Les chercheurs ont conclu que leur analyse suggérait que le «profil de risque généré par les allèles connus, à risque modéré et commun, n’offre pas une discrimination suffisante pour justifier une prévention individualisée». Cependant, ils affirment également qu’il est possible d’utiliser la stratification des risques dans le contexte des programmes de prévention des maladies dans la population générale. Cela signifie que bien que le test ne soit pas utile pour dire à un individu s’il pourrait développer un cancer du sein, il pourrait fournir des informations utiles pour dire qui devrait passer à l’étape suivante d’un programme de dépistage, comme la mammographie ou le dépistage IRM.

Que fait le NHS Knowledge Service de cette étude?

Cette étude démontre le potentiel de tests génétiques dans la prévention des maladies. Il illustre comment les études génétiques peuvent fournir des informations qui pourraient affiner la séquence des tests dans les programmes de dépistage. Les auteurs suggèrent qu’il y a quelques questions et obstacles en suspens « à surmonter avant qu’un tel potentiel soit réalisé », incluant:

Leur modèle simple repose sur plusieurs hypothèses qui peuvent ne pas être robustes. Par exemple, ils supposent que les risques attribuables aux variations d’allèles uniques peuvent être multipliés et que les avantages de la mammographie sont liés à la seule réduction du risque. Il est probable qu’il puisse y avoir une interaction entre la fonction des allèles uniques retrouvés dans le génome et que les avantages de la mammographie puissent dépendre à la fois de la réduction du risque et de l’âge du patient (un facteur connu pour déterminer la sensibilité des la procédure de dépistage).

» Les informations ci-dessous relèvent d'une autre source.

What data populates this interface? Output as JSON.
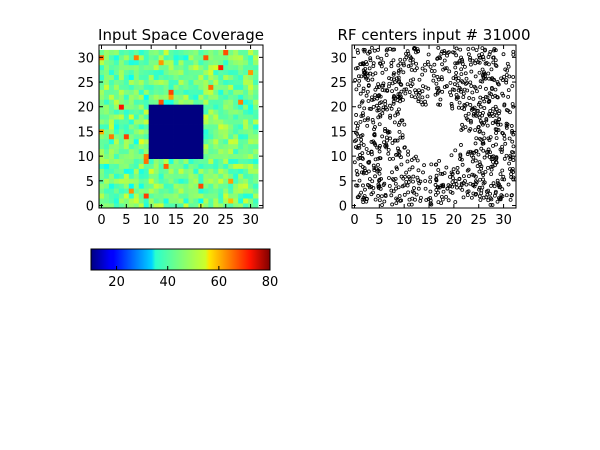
{
  "chart_data": [
    {
      "type": "heatmap",
      "title": "Input Space Coverage",
      "xlabel": "",
      "ylabel": "",
      "xlim": [
        -0.5,
        32.5
      ],
      "ylim": [
        -0.5,
        32.5
      ],
      "xticks": [
        0,
        5,
        10,
        15,
        20,
        25,
        30
      ],
      "yticks": [
        0,
        5,
        10,
        15,
        20,
        25,
        30
      ],
      "grid_size": 32,
      "colormap": "jet",
      "vmin": 10,
      "vmax": 80,
      "background_mean": 44,
      "background_spread": 6,
      "hole": {
        "x": [
          10,
          20
        ],
        "y": [
          10,
          20
        ],
        "value": 10
      },
      "colorbar": {
        "orientation": "horizontal",
        "range": [
          10,
          80
        ],
        "ticks": [
          20,
          40,
          60,
          80
        ]
      }
    },
    {
      "type": "scatter",
      "title": "RF centers input # 31000",
      "xlabel": "",
      "ylabel": "",
      "xlim": [
        -0.5,
        32.5
      ],
      "ylim": [
        -0.5,
        32.5
      ],
      "xticks": [
        0,
        5,
        10,
        15,
        20,
        25,
        30
      ],
      "yticks": [
        0,
        5,
        10,
        15,
        20,
        25,
        30
      ],
      "marker": "hollow-circle",
      "point_count": 1000,
      "empty_region": {
        "center": [
          16,
          15
        ],
        "radius": 5.5
      }
    }
  ]
}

Tout avantage supplémentaire de ce type de test, s’il est confirmé dans d’autres essais, devra être comparé à la complexité et aux coûts supplémentaires de l’ajustement des programmes de dépistage de la population pour prendre en compte les profils génétiques individuels. Cette complexité supplémentaire pourrait, selon les auteurs, réduire l’efficacité des programmes.

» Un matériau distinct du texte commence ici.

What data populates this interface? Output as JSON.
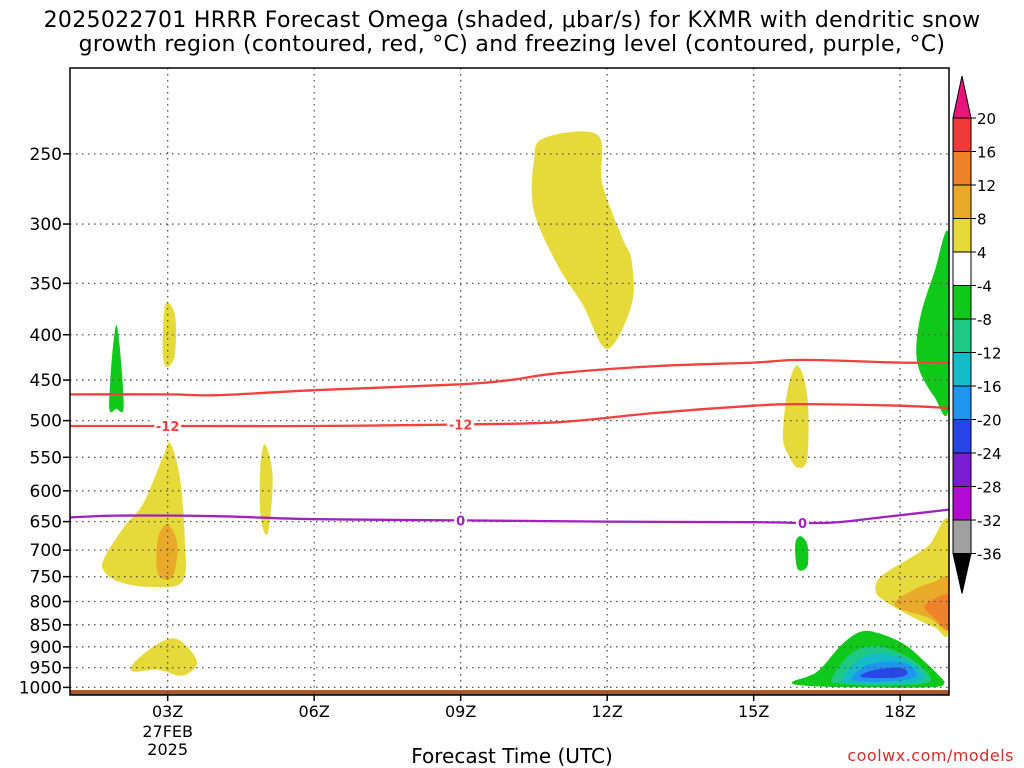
{
  "title_line1": "2025022701 HRRR Forecast Omega (shaded, μbar/s) for KXMR with dendritic snow",
  "title_line2": "growth region (contoured, red, °C) and freezing level (contoured, purple, °C)",
  "credit": "coolwx.com/models",
  "chart_data": {
    "type": "time-height cross section (filled contour + line contours)",
    "title": "2025022701 HRRR Forecast Omega (shaded, μbar/s) for KXMR with dendritic snow growth region (contoured, red, °C) and freezing level (contoured, purple, °C)",
    "xlabel": "Forecast Time (UTC)",
    "ylabel": "",
    "xlim": [
      1,
      19
    ],
    "ylim_hPa": [
      1020,
      200
    ],
    "y_scale": "log-pressure (decreasing upward)",
    "x_ticks": [
      {
        "value": 3,
        "label": "03Z",
        "sub": [
          "27FEB",
          "2025"
        ]
      },
      {
        "value": 6,
        "label": "06Z",
        "sub": []
      },
      {
        "value": 9,
        "label": "09Z",
        "sub": []
      },
      {
        "value": 12,
        "label": "12Z",
        "sub": []
      },
      {
        "value": 15,
        "label": "15Z",
        "sub": []
      },
      {
        "value": 18,
        "label": "18Z",
        "sub": []
      }
    ],
    "y_ticks": [
      250,
      300,
      350,
      400,
      450,
      500,
      550,
      600,
      650,
      700,
      750,
      800,
      850,
      900,
      950,
      1000
    ],
    "grid": true,
    "colorbar": {
      "labels": [
        "20",
        "16",
        "12",
        "8",
        "4",
        "-4",
        "-8",
        "-12",
        "-16",
        "-20",
        "-24",
        "-28",
        "-32",
        "-36"
      ],
      "colors": [
        "#e8157a",
        "#f03a3a",
        "#f0822a",
        "#e8aa28",
        "#e6d93a",
        "#ffffff",
        "#10c81a",
        "#1ec986",
        "#14bcc8",
        "#1e96f0",
        "#2846e6",
        "#7a1ed2",
        "#b40ad2",
        "#a0a0a0",
        "#000000"
      ]
    },
    "contours": [
      {
        "name": "-12",
        "color": "#f04040",
        "level_label": "-12",
        "points": [
          [
            1,
            507
          ],
          [
            3,
            507
          ],
          [
            6,
            507
          ],
          [
            9,
            505
          ],
          [
            11,
            502
          ],
          [
            13,
            490
          ],
          [
            15,
            481
          ],
          [
            16,
            479
          ],
          [
            18,
            481
          ],
          [
            19,
            484
          ]
        ]
      },
      {
        "name": "dgz-top",
        "color": "#f04040",
        "level_label": "",
        "points": [
          [
            1,
            467
          ],
          [
            3,
            467
          ],
          [
            4,
            468
          ],
          [
            6,
            462
          ],
          [
            9,
            455
          ],
          [
            10,
            450
          ],
          [
            11,
            442
          ],
          [
            13,
            434
          ],
          [
            15,
            430
          ],
          [
            16,
            427
          ],
          [
            18,
            430
          ],
          [
            19,
            430
          ]
        ]
      },
      {
        "name": "0",
        "color": "#a020c0",
        "level_label": "0",
        "points": [
          [
            1,
            643
          ],
          [
            2,
            640
          ],
          [
            4,
            641
          ],
          [
            6,
            646
          ],
          [
            9,
            648
          ],
          [
            12,
            650
          ],
          [
            15,
            651
          ],
          [
            16.5,
            652
          ],
          [
            17.5,
            644
          ],
          [
            19,
            630
          ]
        ]
      }
    ],
    "contour_labels": [
      {
        "text": "-12",
        "x": 3,
        "p": 507,
        "color": "#f04040"
      },
      {
        "text": "-12",
        "x": 9,
        "p": 505,
        "color": "#f04040"
      },
      {
        "text": "0",
        "x": 9,
        "p": 648,
        "color": "#a020c0"
      },
      {
        "text": "0",
        "x": 16,
        "p": 652,
        "color": "#a020c0"
      }
    ],
    "shaded_regions": [
      {
        "label": "upward -4 to -8",
        "value": -6,
        "color": "#10c81a",
        "points": [
          [
            1.8,
            480
          ],
          [
            1.95,
            390
          ],
          [
            2.1,
            480
          ],
          [
            1.95,
            485
          ]
        ]
      },
      {
        "label": "downward 4 to 8",
        "value": 5,
        "color": "#e6d93a",
        "points": [
          [
            2.95,
            370
          ],
          [
            3.15,
            380
          ],
          [
            3.15,
            420
          ],
          [
            3.0,
            435
          ],
          [
            2.9,
            420
          ]
        ]
      },
      {
        "label": "downward 4 to 8",
        "value": 5,
        "color": "#e6d93a",
        "points": [
          [
            1.7,
            715
          ],
          [
            2.1,
            660
          ],
          [
            2.5,
            620
          ],
          [
            2.9,
            550
          ],
          [
            3.05,
            530
          ],
          [
            3.25,
            580
          ],
          [
            3.35,
            680
          ],
          [
            3.3,
            760
          ],
          [
            2.6,
            770
          ],
          [
            2.0,
            760
          ],
          [
            1.7,
            740
          ]
        ]
      },
      {
        "label": "downward 8 to 12",
        "value": 10,
        "color": "#e8aa28",
        "points": [
          [
            2.8,
            680
          ],
          [
            3.0,
            655
          ],
          [
            3.2,
            690
          ],
          [
            3.1,
            750
          ],
          [
            2.8,
            745
          ]
        ]
      },
      {
        "label": "downward 4 to 8",
        "value": 5,
        "color": "#e6d93a",
        "points": [
          [
            4.9,
            560
          ],
          [
            5.0,
            532
          ],
          [
            5.15,
            580
          ],
          [
            5.05,
            670
          ],
          [
            4.9,
            640
          ]
        ]
      },
      {
        "label": "downward 4 to 8",
        "value": 5,
        "color": "#e6d93a",
        "points": [
          [
            2.3,
            940
          ],
          [
            2.7,
            900
          ],
          [
            3.1,
            880
          ],
          [
            3.4,
            900
          ],
          [
            3.6,
            940
          ],
          [
            3.3,
            970
          ],
          [
            2.8,
            955
          ],
          [
            2.3,
            960
          ]
        ]
      },
      {
        "label": "downward 4 to 8",
        "value": 5,
        "color": "#e6d93a",
        "points": [
          [
            10.5,
            255
          ],
          [
            10.7,
            240
          ],
          [
            11.8,
            238
          ],
          [
            11.9,
            270
          ],
          [
            12.3,
            310
          ],
          [
            12.5,
            330
          ],
          [
            12.5,
            370
          ],
          [
            12.0,
            415
          ],
          [
            11.5,
            370
          ],
          [
            11.0,
            335
          ],
          [
            10.5,
            290
          ]
        ]
      },
      {
        "label": "downward 4 to 8",
        "value": 5,
        "color": "#e6d93a",
        "points": [
          [
            15.6,
            520
          ],
          [
            15.7,
            460
          ],
          [
            15.9,
            433
          ],
          [
            16.1,
            470
          ],
          [
            16.1,
            550
          ],
          [
            15.9,
            565
          ],
          [
            15.7,
            545
          ]
        ]
      },
      {
        "label": "upward -4 to -8",
        "value": -6,
        "color": "#10c81a",
        "points": [
          [
            15.85,
            690
          ],
          [
            15.95,
            675
          ],
          [
            16.1,
            690
          ],
          [
            16.1,
            730
          ],
          [
            15.9,
            735
          ]
        ]
      },
      {
        "label": "upward -4 to -8",
        "value": -6,
        "color": "#10c81a",
        "points": [
          [
            18.35,
            430
          ],
          [
            18.4,
            385
          ],
          [
            18.7,
            340
          ],
          [
            19.0,
            310
          ],
          [
            19.0,
            480
          ],
          [
            18.7,
            470
          ]
        ]
      },
      {
        "label": "downward 4 to 8",
        "value": 5,
        "color": "#e6d93a",
        "points": [
          [
            17.5,
            780
          ],
          [
            17.6,
            750
          ],
          [
            18.2,
            715
          ],
          [
            18.6,
            690
          ],
          [
            19.0,
            650
          ],
          [
            19.0,
            860
          ],
          [
            18.7,
            855
          ],
          [
            18.2,
            830
          ],
          [
            17.7,
            800
          ]
        ]
      },
      {
        "label": "downward 8 to 12",
        "value": 10,
        "color": "#e8aa28",
        "points": [
          [
            17.9,
            800
          ],
          [
            18.3,
            775
          ],
          [
            18.7,
            760
          ],
          [
            19.0,
            755
          ],
          [
            19.0,
            860
          ],
          [
            18.6,
            835
          ],
          [
            18.0,
            815
          ]
        ]
      },
      {
        "label": "downward 12 to 16",
        "value": 14,
        "color": "#f0822a",
        "points": [
          [
            18.5,
            810
          ],
          [
            18.8,
            790
          ],
          [
            19.0,
            790
          ],
          [
            19.0,
            860
          ],
          [
            18.7,
            835
          ]
        ]
      },
      {
        "label": "upward -4 to -8",
        "value": -6,
        "color": "#10c81a",
        "points": [
          [
            15.8,
            985
          ],
          [
            16.3,
            960
          ],
          [
            16.8,
            895
          ],
          [
            17.2,
            865
          ],
          [
            17.6,
            870
          ],
          [
            18.1,
            895
          ],
          [
            18.5,
            935
          ],
          [
            18.8,
            970
          ],
          [
            18.9,
            990
          ],
          [
            18.6,
            1000
          ],
          [
            17.0,
            1000
          ],
          [
            16.0,
            995
          ]
        ]
      },
      {
        "label": "upward -8 to -12",
        "value": -10,
        "color": "#1ec986",
        "points": [
          [
            16.6,
            980
          ],
          [
            16.9,
            925
          ],
          [
            17.3,
            900
          ],
          [
            17.8,
            905
          ],
          [
            18.3,
            935
          ],
          [
            18.6,
            970
          ],
          [
            18.5,
            990
          ],
          [
            17.5,
            995
          ],
          [
            16.8,
            990
          ]
        ]
      },
      {
        "label": "upward -12 to -16",
        "value": -14,
        "color": "#14bcc8",
        "points": [
          [
            16.8,
            980
          ],
          [
            17.1,
            935
          ],
          [
            17.5,
            915
          ],
          [
            18.0,
            925
          ],
          [
            18.4,
            955
          ],
          [
            18.4,
            985
          ],
          [
            17.5,
            990
          ],
          [
            16.9,
            988
          ]
        ]
      },
      {
        "label": "upward -16 to -20",
        "value": -18,
        "color": "#1e96f0",
        "points": [
          [
            17.0,
            975
          ],
          [
            17.3,
            945
          ],
          [
            17.8,
            935
          ],
          [
            18.2,
            945
          ],
          [
            18.3,
            975
          ],
          [
            17.6,
            985
          ],
          [
            17.1,
            983
          ]
        ]
      },
      {
        "label": "upward -20 to -24",
        "value": -22,
        "color": "#2846e6",
        "points": [
          [
            17.2,
            968
          ],
          [
            17.5,
            955
          ],
          [
            18.0,
            950
          ],
          [
            18.15,
            965
          ],
          [
            17.9,
            975
          ],
          [
            17.3,
            975
          ]
        ]
      }
    ],
    "terrain": {
      "color": "#a8582c",
      "top_hPa": 1007
    }
  }
}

Le dépistage à un plus jeune âge peut être mieux effectué par un dépistage par IRM, qui est plus coûteux que la radiographie mammographique traditionnelle. Les auteurs affirment que le dépistage du cancer du sein au moyen de l’IRM coûterait très cher à moins d’être ciblé sur les personnes à risque.

La meilleure façon de communiquer les risques personnels et la contribution que ces discussions apportent à la prise de décision éclairée ne sont pas encore claires. Il est probable qu’une éducation publique et professionnelle considérable sera nécessaire avant que la compréhension générale de la complexité des tests génétiques pour des variations communes comme celles-ci soit suffisante pour un consentement honnête et éclairé.

Plus de recherches sur les préjudices associés à ce type de présélection en plus des coûts impliqués seront nécessaires avant qu’il soit possible de s’assurer que ce test est assez bon pour être offert aux femmes.

Sir Muir Grey ajoute …

Il semble que ce test promis depuis longtemps arrivera.